Retention of secondary organic aerosols during riming experiments

Christine Borchers1, Konstantin Dörholt2, Alexander Theis3, Alexander Lucas Vogel2, and Thorsten Hoffmann1
Christine Borchers et al.
  • 1Department of Chemistry, Johannes Gutenberg-University Mainz, Germany (
  • 2Institute for Atmospheric and Environmental Sciences, Goethe-University Frankfurt am Main, Germany
  • 3Particle Chemistry Department, Max Planck Institute for Chemistry, Mainz, Germany

The chemical composition of the upper troposphere and lower stratosphere (UTLS) region plays a major role in Earth’s climate. Therefore, it is important to learn more about the transport mechanism of secondary organic aerosols (SOA) and their precursors into the UTLS region. One fast way of transport from the boundary layer to the upper troposphere is the deep convection. Organic vapors and particles, which get dissolved in cloud droplets, can take different pathways if the droplets freeze during the transport to the UTLS. Freezing occurs via different processes, for example riming which describes the freezing of supercooled liquid droplets upon the collision with ice crystals. During the riming the organic compounds could either revolatilise in the mixed zone of clouds or stay in the particles and get washed-out by precipitation or get transported to high altitudes and may revolatilise there if the cloud droplets sublimate. This partitioning between the ice and gas phase is given by the so-called retention coefficients.

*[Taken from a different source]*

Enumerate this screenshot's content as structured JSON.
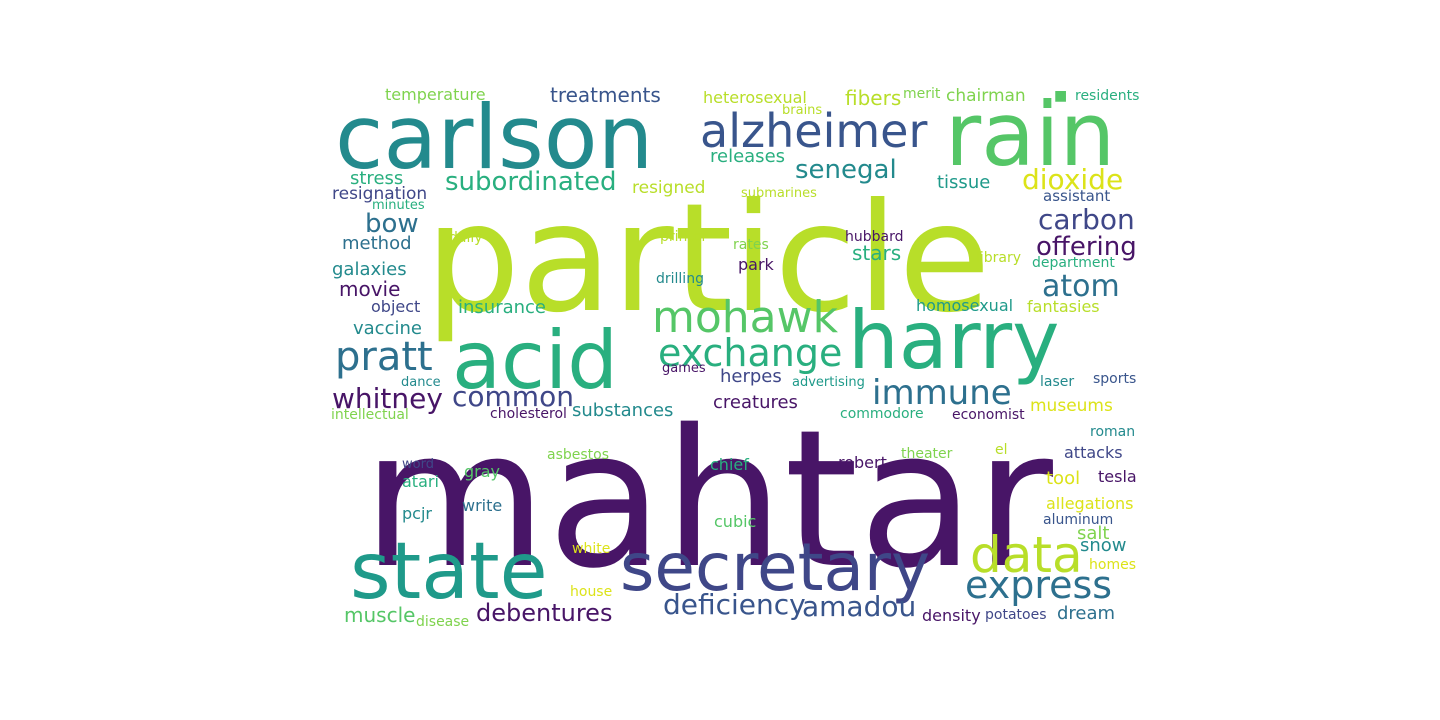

Riming experiments in the worldwide unique vertical wind tunnel facility of the Johannes Gutenberg University of Mainz were carried out to derive retention coefficients for pinonoic and pinic acid. Both substances are formed during the monoterpene oxidation and represent SOA constituents.  The simulated conditions were close to those prevailing in the mixed phase zone in convective clouds where riming is the predominant growth mechanism of ice particles. Artificial ice particles were captively floated at their approximate terminal velocity and exposed to a cloud of supercooled droplets containing the substance of interest. The cloud had liquid water contents between 1 and 3 g m-3 and temperatures ranging from -12 to -2 °C representing dry and wet growth conditions. From the concentrations of the substances before and after riming the retention coefficients for pinonic acid or pinic acid were obtained and compared to retention parameterizations available in literature.

How to cite: Borchers, C., Dörholt, K., Theis, A., Vogel, A. L., and Hoffmann, T.: Retention of secondary organic aerosols during riming experiments, EGU General Assembly 2022, Vienna, Austria, 23–27 May 2022, EGU22-8352,, 2022.